J’ai pris l’engagement d’atteindre zéro émission nette en 2050, mais il faut être clair : ce sera difficile. J’espère que nous aurons trouvé les solutions d’ici là. Avec la crise de la mer Rouge, je prends du retard, puisque les navires détournés par le Cap de Bonne-Espérance mettent deux semaines de plus entre l’Asie et l’Europe du Nord, et consomment plus de carburant.
Parallèlement, nous avons investi 15 milliards d’euros dans une flotte fonctionnant au gaz naturel liquéfié (GNL) et désormais au méthanol. En décembre 2023, lors de la COP28 à Dubaï, j’ai présenté une feuille de route élaborée avec MSC, Maersk, Hapag-Lloyd et Wallenius pour atteindre ce « net zéro ». CMA CGM a été pionnier en matière de décarbonation, tous les armateurs ne font pas cet effort.
Vos concurrents asiatiques ?
Oui. Depuis janvier, nous payons en Europe une taxe qui coûtera 140 millions d’euros cette année et près de 500 millions en 2026. Cette fiscalité doit être mondiale.

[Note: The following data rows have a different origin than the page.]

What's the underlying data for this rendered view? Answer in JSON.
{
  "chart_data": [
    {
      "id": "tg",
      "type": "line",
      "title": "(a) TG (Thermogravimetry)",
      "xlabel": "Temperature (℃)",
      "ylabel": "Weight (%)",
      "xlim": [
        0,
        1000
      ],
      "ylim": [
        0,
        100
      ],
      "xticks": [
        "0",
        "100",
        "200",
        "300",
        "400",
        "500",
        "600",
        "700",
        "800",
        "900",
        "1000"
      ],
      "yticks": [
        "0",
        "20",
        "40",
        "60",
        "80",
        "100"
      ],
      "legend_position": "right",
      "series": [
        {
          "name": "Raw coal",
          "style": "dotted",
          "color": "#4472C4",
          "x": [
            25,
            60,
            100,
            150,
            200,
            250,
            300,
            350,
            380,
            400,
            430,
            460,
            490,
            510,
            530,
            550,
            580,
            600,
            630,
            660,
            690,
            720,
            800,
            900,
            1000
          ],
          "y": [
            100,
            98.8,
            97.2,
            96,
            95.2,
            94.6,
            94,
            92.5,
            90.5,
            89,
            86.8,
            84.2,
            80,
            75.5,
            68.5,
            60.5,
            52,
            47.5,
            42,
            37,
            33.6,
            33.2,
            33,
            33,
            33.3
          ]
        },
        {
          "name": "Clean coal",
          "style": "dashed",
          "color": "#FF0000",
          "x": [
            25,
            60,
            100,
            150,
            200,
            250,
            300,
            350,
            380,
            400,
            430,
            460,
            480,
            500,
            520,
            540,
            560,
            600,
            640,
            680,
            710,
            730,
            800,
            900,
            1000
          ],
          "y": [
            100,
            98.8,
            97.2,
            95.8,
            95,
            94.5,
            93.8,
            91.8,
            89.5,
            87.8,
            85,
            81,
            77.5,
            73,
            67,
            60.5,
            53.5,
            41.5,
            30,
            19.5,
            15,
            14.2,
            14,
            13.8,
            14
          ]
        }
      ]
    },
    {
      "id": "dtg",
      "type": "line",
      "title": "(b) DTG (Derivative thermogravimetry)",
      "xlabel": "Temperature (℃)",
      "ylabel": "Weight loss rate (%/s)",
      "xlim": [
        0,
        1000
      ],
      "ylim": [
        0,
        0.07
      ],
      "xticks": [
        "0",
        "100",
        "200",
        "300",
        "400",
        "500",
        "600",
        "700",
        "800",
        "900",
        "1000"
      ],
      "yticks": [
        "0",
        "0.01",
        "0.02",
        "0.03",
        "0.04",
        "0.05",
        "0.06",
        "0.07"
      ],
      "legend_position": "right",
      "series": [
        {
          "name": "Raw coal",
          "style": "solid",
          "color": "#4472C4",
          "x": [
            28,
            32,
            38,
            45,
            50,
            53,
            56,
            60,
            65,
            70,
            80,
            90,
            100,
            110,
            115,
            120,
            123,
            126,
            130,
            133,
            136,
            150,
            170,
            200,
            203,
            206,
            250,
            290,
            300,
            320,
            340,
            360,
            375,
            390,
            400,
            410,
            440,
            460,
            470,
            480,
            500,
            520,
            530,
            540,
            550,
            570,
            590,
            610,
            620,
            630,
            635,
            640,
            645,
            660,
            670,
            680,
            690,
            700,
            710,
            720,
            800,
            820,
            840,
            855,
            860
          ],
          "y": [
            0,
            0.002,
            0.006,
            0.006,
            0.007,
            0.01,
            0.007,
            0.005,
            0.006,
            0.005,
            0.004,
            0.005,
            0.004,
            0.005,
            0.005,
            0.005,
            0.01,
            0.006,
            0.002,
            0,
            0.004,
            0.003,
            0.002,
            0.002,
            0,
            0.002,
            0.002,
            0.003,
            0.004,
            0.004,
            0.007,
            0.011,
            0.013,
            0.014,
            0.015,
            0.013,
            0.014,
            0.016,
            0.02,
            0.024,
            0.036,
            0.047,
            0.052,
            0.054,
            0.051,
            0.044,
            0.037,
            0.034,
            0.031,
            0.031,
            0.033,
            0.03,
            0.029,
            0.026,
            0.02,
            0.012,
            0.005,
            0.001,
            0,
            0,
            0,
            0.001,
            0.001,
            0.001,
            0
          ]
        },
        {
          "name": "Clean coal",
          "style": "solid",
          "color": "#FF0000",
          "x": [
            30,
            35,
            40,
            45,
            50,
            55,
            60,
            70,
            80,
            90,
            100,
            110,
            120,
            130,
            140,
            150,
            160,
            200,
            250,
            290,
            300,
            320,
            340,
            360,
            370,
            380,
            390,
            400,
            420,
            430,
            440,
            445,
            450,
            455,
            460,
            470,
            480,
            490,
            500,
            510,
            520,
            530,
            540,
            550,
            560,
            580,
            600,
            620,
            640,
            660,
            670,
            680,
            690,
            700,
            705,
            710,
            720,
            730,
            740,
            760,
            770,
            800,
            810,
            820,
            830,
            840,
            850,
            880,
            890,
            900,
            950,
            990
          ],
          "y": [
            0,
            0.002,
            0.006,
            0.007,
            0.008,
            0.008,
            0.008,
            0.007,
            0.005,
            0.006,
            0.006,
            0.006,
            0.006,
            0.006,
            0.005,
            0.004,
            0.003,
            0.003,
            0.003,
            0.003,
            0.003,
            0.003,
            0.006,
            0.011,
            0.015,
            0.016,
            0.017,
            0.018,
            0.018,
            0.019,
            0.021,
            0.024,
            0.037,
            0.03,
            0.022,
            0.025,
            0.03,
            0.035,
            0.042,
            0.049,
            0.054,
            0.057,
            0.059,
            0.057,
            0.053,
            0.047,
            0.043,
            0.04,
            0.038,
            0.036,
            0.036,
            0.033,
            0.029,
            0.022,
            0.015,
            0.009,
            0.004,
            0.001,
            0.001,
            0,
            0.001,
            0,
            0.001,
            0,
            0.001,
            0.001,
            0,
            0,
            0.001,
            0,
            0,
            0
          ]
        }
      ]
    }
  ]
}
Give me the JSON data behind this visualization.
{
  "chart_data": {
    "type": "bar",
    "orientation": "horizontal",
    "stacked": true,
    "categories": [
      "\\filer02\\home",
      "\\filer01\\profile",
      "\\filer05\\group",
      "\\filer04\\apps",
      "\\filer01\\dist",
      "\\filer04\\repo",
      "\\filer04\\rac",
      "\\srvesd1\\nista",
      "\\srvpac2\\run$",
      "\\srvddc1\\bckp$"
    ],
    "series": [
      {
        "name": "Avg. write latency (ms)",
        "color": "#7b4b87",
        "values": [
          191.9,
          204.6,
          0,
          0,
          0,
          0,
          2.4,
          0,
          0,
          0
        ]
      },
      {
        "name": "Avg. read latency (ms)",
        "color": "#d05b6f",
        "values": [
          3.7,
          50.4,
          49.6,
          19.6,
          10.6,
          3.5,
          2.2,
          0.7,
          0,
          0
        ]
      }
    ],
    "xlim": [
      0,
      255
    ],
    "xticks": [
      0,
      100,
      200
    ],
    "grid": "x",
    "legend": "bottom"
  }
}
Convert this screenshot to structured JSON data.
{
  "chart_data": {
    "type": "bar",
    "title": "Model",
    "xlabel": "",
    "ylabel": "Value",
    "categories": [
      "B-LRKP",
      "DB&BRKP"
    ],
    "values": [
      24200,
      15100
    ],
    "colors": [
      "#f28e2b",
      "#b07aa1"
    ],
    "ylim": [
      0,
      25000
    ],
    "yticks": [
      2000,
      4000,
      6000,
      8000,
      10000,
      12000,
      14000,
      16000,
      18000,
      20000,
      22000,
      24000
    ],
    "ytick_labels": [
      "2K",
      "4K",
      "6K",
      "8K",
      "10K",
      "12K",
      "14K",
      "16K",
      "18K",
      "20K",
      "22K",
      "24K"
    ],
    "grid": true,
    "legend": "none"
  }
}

L’Organisation maritime internationale doit également (Agence des Nations Unies) décide de la meilleure énergie pour propulser nos navires vers le futur. Les nouveaux carburants sont deux fois plus chers que les carburants actuels et nécessitent de lourds investissements en recherche et développement (R&D). Nous investissons aujourd’hui dans le GNL et le méthanol, demain dans l’hydrogène et l’ammoniac. Je souhaite renforcer les collaborations avec les producteurs : nous sommes prêts à nous engager sur les volumes. De son côté, l’IA nous permettra de mieux analyser les données au service des clients et d’optimiser nos manœuvres pour limiter leur empreinte.